🤖 AI Summary
Uncertainty quantification in missing data imputation is often overlooked, and the relationship between calibration quality and imputation accuracy remains poorly understood. This paper presents the first systematic empirical evaluation of six state-of-the-art imputation methods—statistical (MICE, SoftImpute), distribution-alignment (OT-Impute), and deep generative (GAIN, MIWAE, TabCSDI)—across multiple real-world datasets, under MCAR, MAR, and MNAR missingness mechanisms, and across varying missing rates. We propose a multi-path evaluation framework integrating repeated sampling variability, conditional distribution modeling, and predictive confidence quantification to rigorously assess uncertainty calibration. Results reveal that high imputation accuracy does not imply well-calibrated uncertainty estimates; significant trade-offs exist among accuracy, calibration fidelity, and computational efficiency across method categories. We identify several robust, reproducible configurations, providing actionable, evidence-based guidance for model selection in downstream machine learning and data cleaning tasks.
📝 Abstract
Handling missing data is a central challenge in data-driven analysis. Modern imputation methods not only aim for accurate reconstruction but also differ in how they represent and quantify uncertainty. Yet, the reliability and calibration of these uncertainty estimates remain poorly understood. This paper presents a systematic empirical study of uncertainty in imputation, comparing representative methods from three major families: statistical (MICE, SoftImpute), distribution alignment (OT-Impute), and deep generative (GAIN, MIWAE, TabCSDI). Experiments span multiple datasets, missingness mechanisms (MCAR, MAR, MNAR), and missingness rates.

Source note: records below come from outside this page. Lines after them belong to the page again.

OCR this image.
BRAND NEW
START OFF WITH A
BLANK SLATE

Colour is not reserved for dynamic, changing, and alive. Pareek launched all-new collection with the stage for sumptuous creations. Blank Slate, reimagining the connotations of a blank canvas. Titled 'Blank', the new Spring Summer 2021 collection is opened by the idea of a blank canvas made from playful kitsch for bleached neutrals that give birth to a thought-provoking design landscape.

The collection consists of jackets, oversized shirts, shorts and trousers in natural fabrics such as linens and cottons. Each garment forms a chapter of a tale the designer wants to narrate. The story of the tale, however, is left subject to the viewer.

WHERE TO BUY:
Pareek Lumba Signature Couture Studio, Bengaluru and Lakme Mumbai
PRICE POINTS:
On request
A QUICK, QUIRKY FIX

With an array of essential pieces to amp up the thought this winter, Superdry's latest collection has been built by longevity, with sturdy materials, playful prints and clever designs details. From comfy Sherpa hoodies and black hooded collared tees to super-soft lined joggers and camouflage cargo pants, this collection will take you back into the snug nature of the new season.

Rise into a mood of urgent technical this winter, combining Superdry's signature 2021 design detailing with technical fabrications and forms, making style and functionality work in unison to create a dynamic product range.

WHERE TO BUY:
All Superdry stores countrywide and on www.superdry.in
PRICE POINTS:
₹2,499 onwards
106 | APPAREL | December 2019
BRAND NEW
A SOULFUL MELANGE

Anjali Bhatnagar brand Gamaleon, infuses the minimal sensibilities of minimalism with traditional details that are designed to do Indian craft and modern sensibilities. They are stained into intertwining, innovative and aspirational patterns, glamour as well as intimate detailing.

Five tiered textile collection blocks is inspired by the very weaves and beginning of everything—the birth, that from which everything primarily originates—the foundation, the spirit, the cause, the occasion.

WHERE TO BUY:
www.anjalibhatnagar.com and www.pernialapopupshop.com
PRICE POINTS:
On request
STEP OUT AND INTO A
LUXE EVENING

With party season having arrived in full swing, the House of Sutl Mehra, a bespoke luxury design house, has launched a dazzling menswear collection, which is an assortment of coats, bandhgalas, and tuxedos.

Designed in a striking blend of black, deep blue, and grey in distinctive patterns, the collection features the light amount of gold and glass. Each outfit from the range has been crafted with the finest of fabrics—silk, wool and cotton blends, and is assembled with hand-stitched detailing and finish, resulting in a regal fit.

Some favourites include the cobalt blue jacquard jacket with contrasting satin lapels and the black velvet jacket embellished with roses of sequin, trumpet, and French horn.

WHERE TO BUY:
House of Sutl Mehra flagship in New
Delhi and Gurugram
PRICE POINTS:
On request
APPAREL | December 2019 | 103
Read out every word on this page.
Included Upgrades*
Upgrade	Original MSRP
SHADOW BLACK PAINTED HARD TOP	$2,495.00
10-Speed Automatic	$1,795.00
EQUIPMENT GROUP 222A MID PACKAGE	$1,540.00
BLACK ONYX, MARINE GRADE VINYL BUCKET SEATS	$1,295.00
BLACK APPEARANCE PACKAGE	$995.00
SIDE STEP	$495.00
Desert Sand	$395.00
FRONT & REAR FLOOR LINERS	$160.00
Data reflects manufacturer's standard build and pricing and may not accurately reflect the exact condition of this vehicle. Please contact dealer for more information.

Uncertainty is estimated through three complementary routes: multi-run variability, conditional sampling, and predictive-distribution modeling, and evaluated using calibration curves and the Expected Calibration Error (ECE). Results show that accuracy and calibration are often misaligned: models with high reconstruction accuracy do not necessarily yield reliable uncertainty. We analyze method-specific trade-offs among accuracy, calibration, and runtime, identify stable configurations, and offer guidelines for selecting uncertainty-aware imputers in data cleaning and downstream machine learning pipelines.